I think it's a little more complicated than just having the proper quarantine steps available for algae on their site, as far as the brand is concerned, for various reasons.
If you provide QT instructions, someone claims to follow it, and the algae dies then they may expect a replacement claiming "your QT guidelines killed my algae." It's just one more excuse to give people. On here it's helpful advice, but on their website is a different story.
Then there's the more important reason. If you provide QT instructions than it indirectly suggests that the clean algae should be QT'd and isn't really as clean as the claim, though the big disclaimer achieves that same result.
Maybe stating all of the procedures that they go through (without giving away inhouse techniques) to explain how and why the algae is clean would give people a better understanding? Something like, "what makes our clean algae, clean." Then possibly follow up with something saying that if the person still feels the need to QT anything they put in their tank, here are some possible steps you can take? So it's not giving the impression you need to QT, but explaining the rigorous process involved on their end and the extra cost involved to the customer.

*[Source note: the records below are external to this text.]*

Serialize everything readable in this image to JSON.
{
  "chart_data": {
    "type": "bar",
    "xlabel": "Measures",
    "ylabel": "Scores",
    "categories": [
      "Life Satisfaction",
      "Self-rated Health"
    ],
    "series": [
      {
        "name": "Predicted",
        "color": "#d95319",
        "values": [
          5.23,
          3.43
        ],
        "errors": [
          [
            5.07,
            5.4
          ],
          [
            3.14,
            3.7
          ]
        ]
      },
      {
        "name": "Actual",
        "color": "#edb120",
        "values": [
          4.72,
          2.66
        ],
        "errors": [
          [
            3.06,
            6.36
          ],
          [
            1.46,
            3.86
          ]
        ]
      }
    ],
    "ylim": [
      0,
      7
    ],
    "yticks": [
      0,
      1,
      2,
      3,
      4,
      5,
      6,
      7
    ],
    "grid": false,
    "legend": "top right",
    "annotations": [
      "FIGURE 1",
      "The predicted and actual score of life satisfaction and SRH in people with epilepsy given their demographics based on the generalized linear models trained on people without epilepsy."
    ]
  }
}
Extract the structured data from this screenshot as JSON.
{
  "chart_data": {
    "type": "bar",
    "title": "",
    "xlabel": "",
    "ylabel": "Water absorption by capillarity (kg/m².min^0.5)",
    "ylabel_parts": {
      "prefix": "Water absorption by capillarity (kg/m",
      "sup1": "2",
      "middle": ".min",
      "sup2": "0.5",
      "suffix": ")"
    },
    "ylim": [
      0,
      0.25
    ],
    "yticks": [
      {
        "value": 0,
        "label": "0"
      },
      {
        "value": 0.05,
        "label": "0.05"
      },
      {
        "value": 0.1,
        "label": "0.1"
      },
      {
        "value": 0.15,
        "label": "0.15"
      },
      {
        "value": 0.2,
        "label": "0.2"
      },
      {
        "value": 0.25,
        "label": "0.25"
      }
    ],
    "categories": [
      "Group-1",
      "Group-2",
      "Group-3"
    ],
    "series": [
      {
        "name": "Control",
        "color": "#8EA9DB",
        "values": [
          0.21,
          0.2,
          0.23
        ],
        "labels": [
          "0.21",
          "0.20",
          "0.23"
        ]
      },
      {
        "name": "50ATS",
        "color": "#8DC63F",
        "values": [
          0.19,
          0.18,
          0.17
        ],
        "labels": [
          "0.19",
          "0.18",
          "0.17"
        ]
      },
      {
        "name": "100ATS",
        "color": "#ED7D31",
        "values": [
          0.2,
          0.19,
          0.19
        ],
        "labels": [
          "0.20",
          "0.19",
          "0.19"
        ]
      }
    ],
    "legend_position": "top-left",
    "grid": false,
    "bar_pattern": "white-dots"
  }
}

It's a tricky situation with how that's worded. I get the disclaimer is "legal stuff," but that disclaimer also implies that the algae isn't really clean. I would definitely make that disclaimer fine print, lol.
I totally understand your thought on giving people quarantine info as being a helpful thing. It may just subconsciously suggest to people that it's necessary and than what's the difference between this clean algae and eBay algae if they both need to be quarantined.